Aesthetic Catholicism in Movies

By | September 1, 2019


We’ll go to Leonardo in Woodbridge,
Virginia listening on the EWTN app. Leonardo, you are on with Deacon
Steven Greydanus. Hi, thank you for being able to answer my question. So
I’m calling because I have a question that, it relates to movies, but I feel
that also it kind of speaks to other sort of relevant forms of media as well,
and so I wanted to sort of call in and ask sort of what your thoughts were.
So on top of, you know, being a very avid movie lover, I’m also an avid gamer, and
share a lot of your other current listeners are; and so I’m calling in
because I’ve noticed both in movies and in forms of media like gaming, where a
lot of different–a lot of these different forms of media have a lot of
religious influences, specifically Christian influences. You can go from, you
know, movies like Sister Act, and to the other side of the spectrum, like, the
Golden Compass and DaVinci Code. I know it’s the same with different types of
video games, I mean, your viewers would probably hear familiar names like Final
Fantasy or Skyrim or Dragon Quest. And so I noticed that on either side, in
movies, and, you know, some of these Christian influenced movies and
other groups of media, especially the ones that are created by people from Eastern cultures,
a lot of these types in media have, you know, these religious influences that are
placing clearly sort of fictitious scenarios, they’re not really using any,
you know, explicit, you know, Biblical figures in any way, a lot of these
movies or forms of media use the aesthetic of Christianity to tell a
fictional tale. And so to my– Go ahead, just get to the question
because I’m just watching the clock tick away there, so in one sentence, then, the
question, because I think you made your, you set the point very well, what’s the
question? Yeah, so my question is, where do we sort of draw the line between what is–
between calling these, you know, movies, are sort of, to me, sacrilegious, versus
licit religious inspiration, like where do we draw the line between what’s sacrilegious…
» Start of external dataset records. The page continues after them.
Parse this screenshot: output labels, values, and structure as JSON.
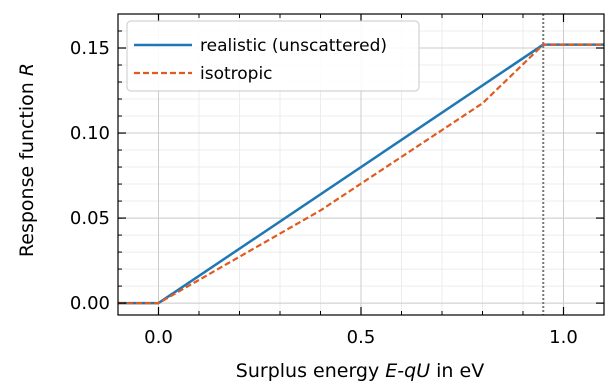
{
  "chart_data": {
    "type": "line",
    "xlabel": {
      "prefix": "Surplus energy ",
      "math": "E-qU",
      "suffix": " in eV"
    },
    "ylabel": {
      "prefix": "Response function ",
      "math": "R"
    },
    "xlim": [
      -0.1,
      1.1
    ],
    "ylim": [
      -0.007,
      0.17
    ],
    "x_ticks": [
      0.0,
      0.5,
      1.0
    ],
    "x_tick_labels": [
      "0.0",
      "0.5",
      "1.0"
    ],
    "y_ticks": [
      0.0,
      0.05,
      0.1,
      0.15
    ],
    "y_tick_labels": [
      "0.00",
      "0.05",
      "0.10",
      "0.15"
    ],
    "grid": true,
    "legend_position": "top-left",
    "vertical_marker": {
      "x": 0.95,
      "color": "#777777",
      "style": "dotted"
    },
    "series": [
      {
        "name": "realistic (unscattered)",
        "color": "#1f77b4",
        "style": "solid",
        "x": [
          -0.1,
          0.0,
          0.95,
          1.1
        ],
        "y": [
          0.0,
          0.0,
          0.152,
          0.152
        ]
      },
      {
        "name": "isotropic",
        "color": "#e05b1f",
        "style": "dashed",
        "x": [
          -0.1,
          0.0,
          0.4,
          0.8,
          0.95,
          1.1
        ],
        "y": [
          0.0,
          0.0,
          0.0545,
          0.1175,
          0.152,
          0.152
        ]
      }
    ]
  }
}
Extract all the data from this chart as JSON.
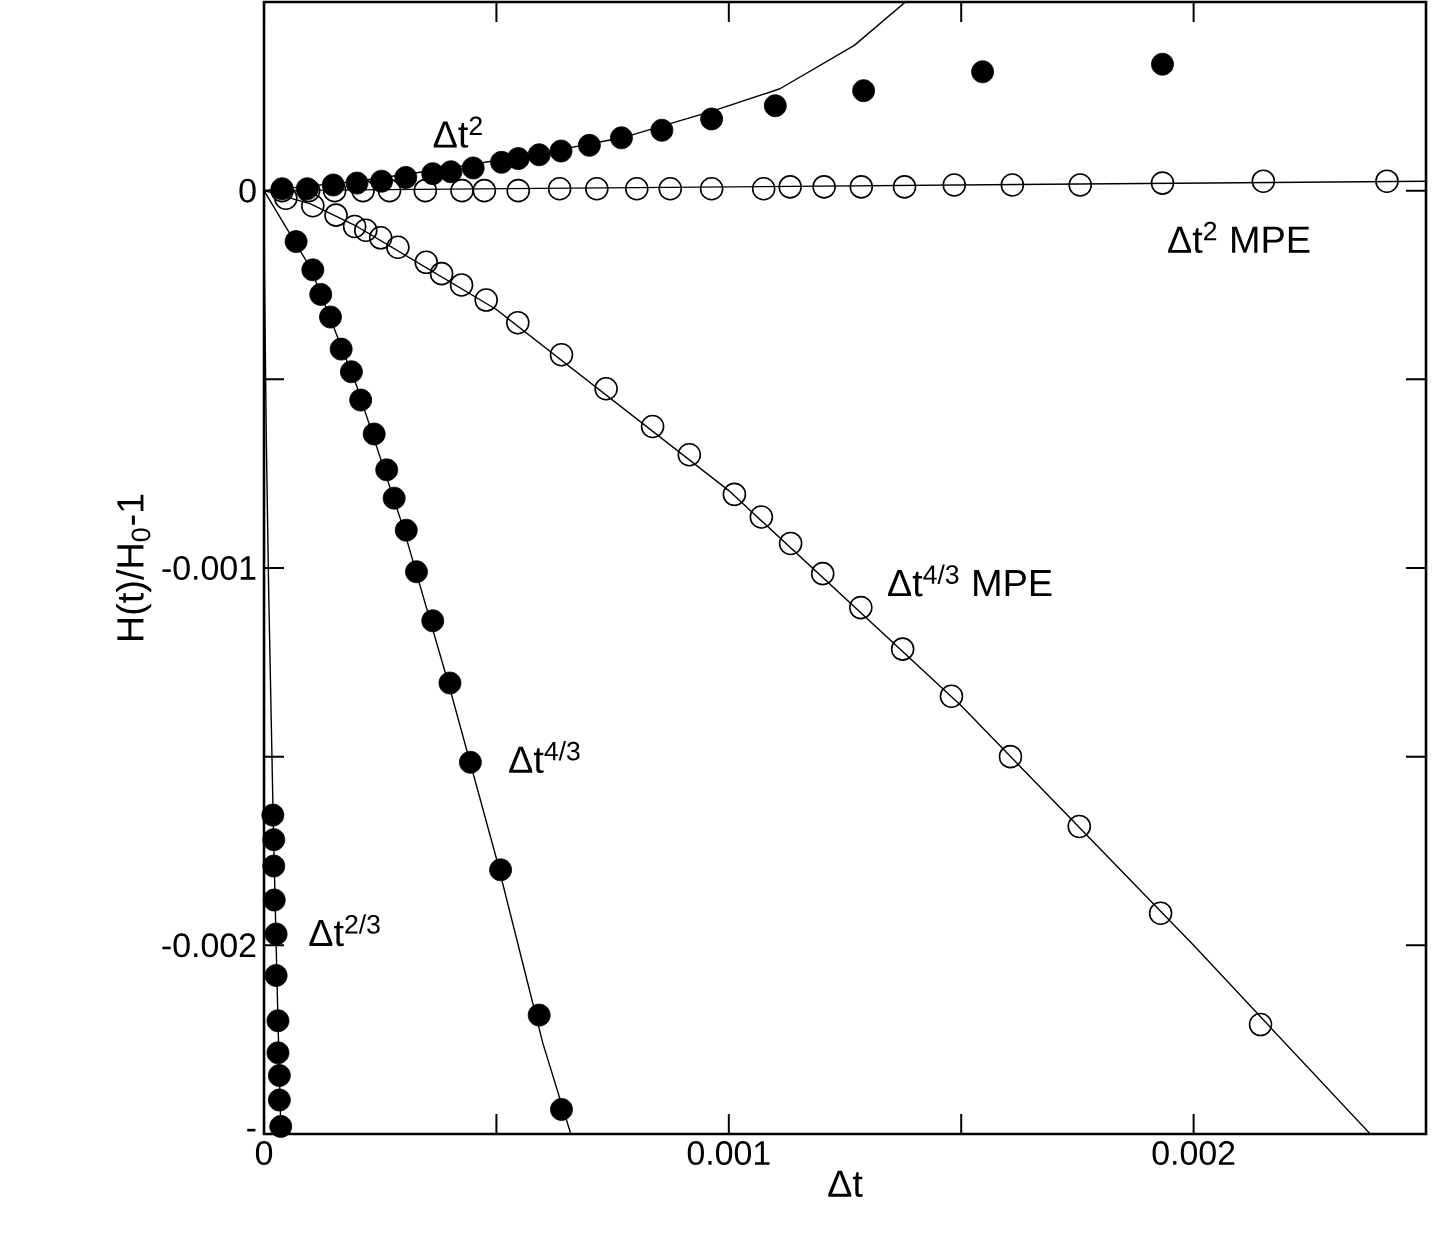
{
  "chart_data": {
    "type": "scatter",
    "xlabel": "Δt",
    "ylabel": "H(t)/H$_{0}$-1",
    "xlim": [
      0,
      0.0025
    ],
    "ylim": [
      -0.0025,
      0.0005
    ],
    "xticks": [
      0,
      {
        "value": 0.0005,
        "label": null
      },
      0.001,
      {
        "value": 0.0015,
        "label": null
      },
      0.002
    ],
    "yticks": [
      0,
      {
        "value": -0.0005,
        "label": null
      },
      -0.001,
      {
        "value": -0.0015,
        "label": null
      },
      -0.002,
      {
        "value": -0.0025,
        "label": "-"
      }
    ],
    "series": [
      {
        "marker": "circle",
        "color": "#000000",
        "x": [
          3.9e-05,
          9.3e-05,
          0.000149,
          0.0002,
          0.000253,
          0.000305,
          0.000363,
          0.000402,
          0.00045,
          0.000511,
          0.000547,
          0.000592,
          0.000639,
          0.0007,
          0.000769,
          0.000856,
          0.000963,
          0.0011,
          0.00129,
          0.001546,
          0.001933
        ],
        "values": [
          5e-06,
          5e-06,
          1.5e-05,
          2e-05,
          2.5e-05,
          3.5e-05,
          4.5e-05,
          5e-05,
          6e-05,
          7.5e-05,
          8.5e-05,
          9.5e-05,
          0.000105,
          0.00012,
          0.00014,
          0.00016,
          0.00019,
          0.000225,
          0.000265,
          0.000315,
          0.000335
        ]
      },
      {
        "type": "line",
        "marker": "none",
        "color": "#000000",
        "x": [
          0,
          0.0002,
          0.0004,
          0.0006,
          0.00077,
          0.000963,
          0.00111,
          0.00127,
          0.00138
        ],
        "values": [
          0,
          2.5e-05,
          6e-05,
          0.0001,
          0.00014,
          0.00021,
          0.00027,
          0.000385,
          0.0005
        ]
      },
      {
        "marker": "circle_open",
        "color": "#000000",
        "x": [
          3.9e-05,
          9.6e-05,
          0.000152,
          0.000213,
          0.00027,
          0.000347,
          0.000426,
          0.000474,
          0.000547,
          0.000636,
          0.000716,
          0.000802,
          0.000874,
          0.000963,
          0.001075,
          0.001132,
          0.001205,
          0.001285,
          0.001378,
          0.001485,
          0.00161,
          0.001756,
          0.001933,
          0.00215,
          0.002416
        ],
        "values": [
          0,
          0,
          0,
          0,
          0,
          0,
          0,
          0,
          0,
          5e-06,
          5e-06,
          5e-06,
          5e-06,
          5e-06,
          5e-06,
          1e-05,
          1e-05,
          1e-05,
          1e-05,
          1.5e-05,
          1.5e-05,
          1.5e-05,
          2e-05,
          2.5e-05,
          2.5e-05
        ]
      },
      {
        "type": "line",
        "marker": "none",
        "color": "#000000",
        "x": [
          0,
          0.0025
        ],
        "values": [
          0,
          2.5e-05
        ]
      },
      {
        "marker": "circle_open",
        "color": "#000000",
        "x": [
          4.7e-05,
          0.000105,
          0.000155,
          0.000195,
          0.000219,
          0.000251,
          0.000288,
          0.000349,
          0.000382,
          0.000425,
          0.000478,
          0.000546,
          0.00064,
          0.000736,
          0.000836,
          0.000915,
          0.001012,
          0.00107,
          0.001133,
          0.001202,
          0.001284,
          0.001374,
          0.001479,
          0.001606,
          0.001754,
          0.001929,
          0.002144
        ],
        "values": [
          -2e-05,
          -4e-05,
          -6.5e-05,
          -9.5e-05,
          -0.000105,
          -0.000125,
          -0.00015,
          -0.00019,
          -0.00022,
          -0.00025,
          -0.00029,
          -0.00035,
          -0.000435,
          -0.000525,
          -0.000625,
          -0.0007,
          -0.000805,
          -0.000865,
          -0.000935,
          -0.001015,
          -0.001105,
          -0.001215,
          -0.00134,
          -0.0015,
          -0.001685,
          -0.001915,
          -0.00221
        ]
      },
      {
        "type": "line",
        "marker": "none",
        "color": "#000000",
        "x": [
          0,
          0.0001,
          0.0002,
          0.0005,
          0.001,
          0.0015,
          0.002,
          0.00238
        ],
        "values": [
          0,
          -3.5e-05,
          -9.5e-05,
          -0.000315,
          -0.000795,
          -0.001365,
          -0.002,
          -0.0025
        ]
      },
      {
        "marker": "circle",
        "color": "#000000",
        "x": [
          6.9e-05,
          0.000105,
          0.000122,
          0.000143,
          0.000166,
          0.000188,
          0.000208,
          0.000237,
          0.000264,
          0.00028,
          0.000306,
          0.000328,
          0.000363,
          0.0004,
          0.000444,
          0.000509,
          0.000592,
          0.00064
        ],
        "values": [
          -0.000135,
          -0.00021,
          -0.000275,
          -0.000335,
          -0.00042,
          -0.00048,
          -0.000555,
          -0.000645,
          -0.00074,
          -0.000815,
          -0.0009,
          -0.00101,
          -0.00114,
          -0.001305,
          -0.001515,
          -0.0018,
          -0.002185,
          -0.002435
        ]
      },
      {
        "type": "line",
        "marker": "none",
        "color": "#000000",
        "x": [
          0,
          0.0001,
          0.0002,
          0.0003,
          0.0004,
          0.0005,
          0.0006,
          0.00066
        ],
        "values": [
          0,
          -0.000205,
          -0.00052,
          -0.000895,
          -0.00132,
          -0.00177,
          -0.00226,
          -0.0025
        ]
      },
      {
        "marker": "circle",
        "color": "#000000",
        "x": [
          1.9e-05,
          2.1e-05,
          2.1e-05,
          2.2e-05,
          2.6e-05,
          2.6e-05,
          3e-05,
          3e-05,
          3.3e-05,
          3.3e-05,
          3.6e-05
        ],
        "values": [
          -0.001655,
          -0.00172,
          -0.00179,
          -0.00188,
          -0.00197,
          -0.00208,
          -0.0022,
          -0.002285,
          -0.002345,
          -0.00241,
          -0.00248
        ]
      },
      {
        "type": "line",
        "marker": "none",
        "color": "#000000",
        "x": [
          0,
          1e-06,
          5e-06,
          1e-05,
          2e-05,
          3e-05,
          3.65e-05
        ],
        "values": [
          0,
          -0.00023,
          -0.000665,
          -0.00106,
          -0.00168,
          -0.0022,
          -0.0025
        ]
      }
    ],
    "annotations": [
      "Δt$^{2}$",
      "Δt$^{2}$ MPE",
      "Δt$^{4/3}$ MPE",
      "Δt$^{4/3}$",
      "Δt$^{2/3}$"
    ]
  }
}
Right. That’s–it’s a really good question and you did put it really well, you’ve clearly
thought about this for a long time and you have some very sophisticated
thoughts about it. It’s true, certainly, and I’m not as familiar with the gaming
world as you practically at all, but I do know that Japanese artists, and
I’ve seen this in anime and another cinema from the East, they are
fascinated with Catholicism. And they often adopt aspects of the aesthetic of
Catholicism; crosses and priests and cassocks and so forth, and divorce it
from the theology of Christianity. I would say I have a limited tolerance for
that sort of thing. I can imagine alternate worlds where history played
out differently, or where Christianity had an influence that became–where the
faith was vestigial and therefore you have certain things that look familiar
even though the theology of Christianity isn’t behind it. I’m more comfortable
with these things when they’re peripheral than when they’re central.
When they start to become a significant element in the story, I do become
uncomfortable, and I would prefer to avoid it at that point. Even if I
wouldn’t outright condemn it, I just find it healthier for my imagination to avoid
the subversion of Christian images in that way. I hope that helps.